Der Polizist war stehengeblieben und schaute in Masaos Richtung. Masao schlenderte langsam weiter, aber seine Gedanken rasten – er versuchte seinen nächsten Schritt zu überdenken. Seine Situation schien hoffnungslos. Sein Leben war in Gefahr. Alle suchten ihn.

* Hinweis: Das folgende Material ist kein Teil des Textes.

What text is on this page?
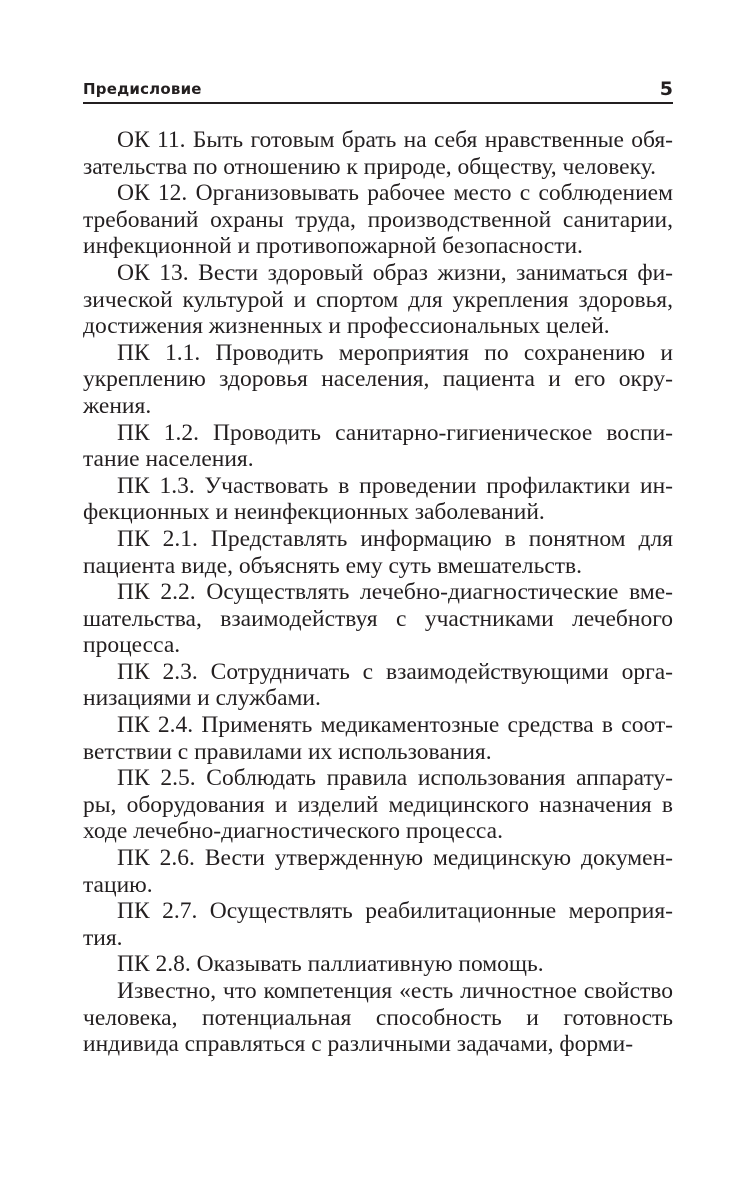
Предисловие	5

ОК 11. Быть готовым брать на себя нравственные обязательства по отношению к природе, обществу, человеку.

ОК 12. Организовывать рабочее место с соблюдением требований охраны труда, производственной санитарии, инфекционной и противопожарной безопасности.

ОК 13. Вести здоровый образ жизни, заниматься физической культурой и спортом для укрепления здоровья, достижения жизненных и профессиональных целей.

ПК 1.1. Проводить мероприятия по сохранению и укреплению здоровья населения, пациента и его окружения.

ПК 1.2. Проводить санитарно-гигиеническое воспитание населения.

ПК 1.3. Участвовать в проведении профилактики инфекционных и неинфекционных заболеваний.

ПК 2.1. Представлять информацию в понятном для пациента виде, объяснять ему суть вмешательств.

ПК 2.2. Осуществлять лечебно-диагностические вмешательства, взаимодействуя с участниками лечебного процесса.

ПК 2.3. Сотрудничать с взаимодействующими организациями и службами.

ПК 2.4. Применять медикаментозные средства в соответствии с правилами их использования.

ПК 2.5. Соблюдать правила использования аппаратуры, оборудования и изделий медицинского назначения в ходе лечебно-диагностического процесса.

ПК 2.6. Вести утвержденную медицинскую документацию.

ПК 2.7. Осуществлять реабилитационные мероприятия.

ПК 2.8. Оказывать паллиативную помощь.

Известно, что компетенция «есть личностное свойство человека, потенциальная способность и готовность индивида справляться с различными задачами, форми-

Wenn die Polizei ihn nicht erwischte, dann eben Teruo. Das Netz von Matsumoto Industries war weit verzweigt. Die Firma besaß großen Einfluß, und Teruo würde diesen Einfluß nutzen, um Masao zu vernichten. Auf einmal – hatte Masao eine Idee. Es gab einen Ort, wo niemand ihn suchen würde. Nicht einmal Teruo. Zum erstenmal sah Masao einen Hoffnungsschimmer.

Er ging in eine Telefonzelle, schlug das dicke Telefonbuch der Metropole auf und suchte eine Nummer heraus.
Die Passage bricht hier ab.